C’est exact, songea Nafai. J’ai eu un trou de mémoire.
« Hier soir, vous étiez là, Elemak et toi, à discuter tranquillement de chariots de guerre, alors qu’il m’avait fallu des mois entiers avant d’arriver à étudier le terme “kolesnisha” sans hoqueter tout le temps.
— Mais nous n’avons pas prononcé ce mot.
— Ce que je veux dire, Nafai, c’est que Surâme est en train de se détraquer.
— Ce n’est pas nouveau, comme théorie.
— Mais elle est exacte, dit Issib. Surâme a certains concepts qu’il protège, auxquels il ne permet pas aux humains de réfléchir. Dans les dernières années, les Têtes Mouillées, tout à coup, sont devenus capables de réfléchir à un de ces concepts. Les Potoku également. Et nous aussi. Et hier soir, en écoutant Elemak en parler, je n’ai pas ressenti la moindre trace de panique.
— Mais Surâme m’a quand même fait oublier le mot “kolesnisha”.

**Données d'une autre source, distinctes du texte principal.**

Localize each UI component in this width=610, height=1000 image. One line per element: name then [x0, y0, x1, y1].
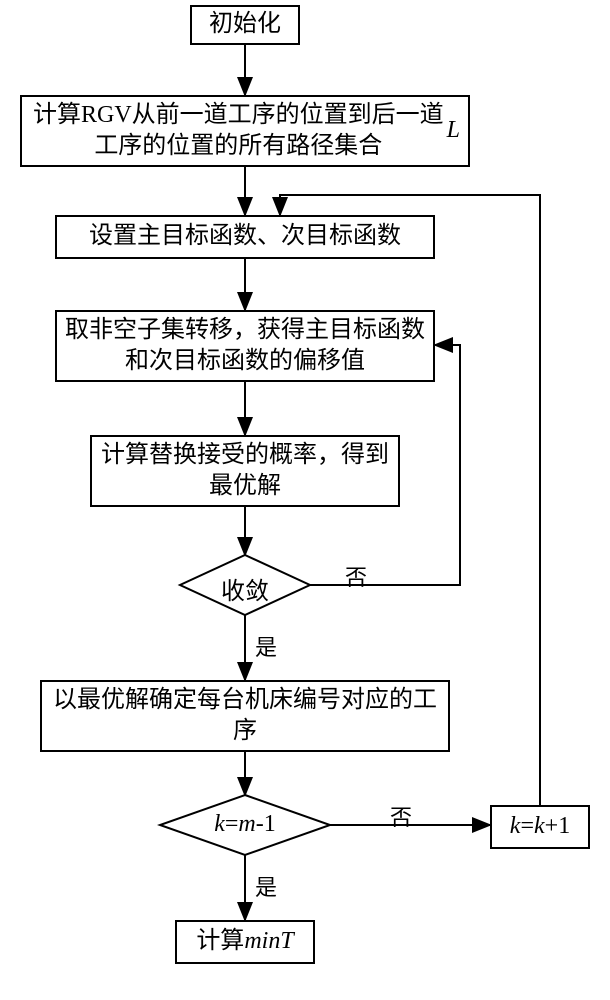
- flowchart-node-n7: k=k+1: [490, 805, 590, 849]
- flowchart-edge-label-d1-n6: 是: [255, 630, 277, 662]
- flowchart-edge-label-d2-n8: 是: [255, 870, 277, 902]
- flowchart-decision-label-d2: k=m-1: [160, 811, 330, 838]
- flowchart-node-n5: 计算替换接受的概率，得到最优解: [90, 435, 400, 507]
- flowchart-node-n3: 设置主目标函数、次目标函数: [55, 215, 435, 259]
- flowchart-node-n8: 计算minT: [175, 920, 315, 964]
- flowchart-node-n4: 取非空子集转移，获得主目标函数和次目标函数的偏移值: [55, 310, 435, 382]
- flowchart-edge-label-d2-n7: 否: [390, 800, 412, 832]
- flowchart-decision-label-d1: 收敛: [180, 571, 310, 606]
- flowchart-node-n2: 计算RGV从前一道工序的位置到后一道工序的位置的所有路径集合L: [20, 95, 470, 167]
- flowchart-edge-label-d1-n4: 否: [345, 560, 367, 592]
- flowchart-node-n6: 以最优解确定每台机床编号对应的工序: [40, 680, 450, 752]
- flowchart-node-n1: 初始化: [190, 5, 300, 45]
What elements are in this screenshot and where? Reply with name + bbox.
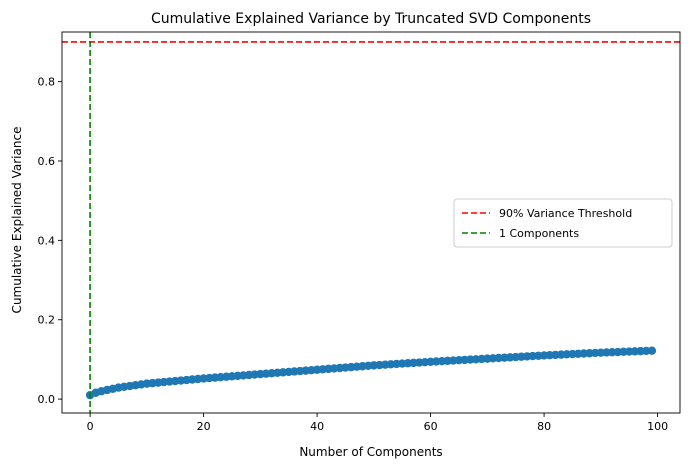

— Simple effet résiduel. Tu t’en es souvenu à l’instant, non ? Nafai, Surâme a renoncé à nous écarter du concept de chariot de guerre. Après des millions d’années d’effort, il baisse les bras.
— Et le reste ? demanda Nafai. Quels sont les autres concepts ?
— Il n’a pas encore renoncé sur ce point. Et tu m’as l’air très sensible à Surâme, Nyef. Je ne sais pas si je peux t’en parler, ni si tu t’en souviendrais cinq minutes plus tard si je te le disais.
— En somme, j’ai le droit de savoir que Surâme nous cache des choses, mais pas lesquelles, parce que Surâme m’empêche encore de les connaître, c’est bien ça ?
— C’est bien ça.
— Mais alors, pourquoi Surâme n’empêche-t-il pas les gens de penser au meurtre ? Et aussi à la guerre, au viol et au vol ? S’il a ce pouvoir, pourquoi n’en fait-il pas quelque chose d’utile ? »
Issib hocha la tête, songeur. « C’est vrai, ce n’est pas juste. Mais j’y ai réfléchi – j’ai eu toute une année pour ça – et voici la meilleure explication que j’aie trouvée : Surâme ne veut pas nous empêcher d’être humains, et ça comprend toutes les saloperies que nous sommes capables de nous faire les uns aux autres. Il cherche seulement à maintenir au plus bas l’échelle de nos saloperies. Toutes ces choses qui sont interdites… comment te dire ça sans te faire décrocher ?… si nous possédions encore les machines que décrivent les mots perdus, tous nos actes auraient une plus grande portée, les armes feraient plus de dégâts, et tout se déroulerait beaucoup plus vite.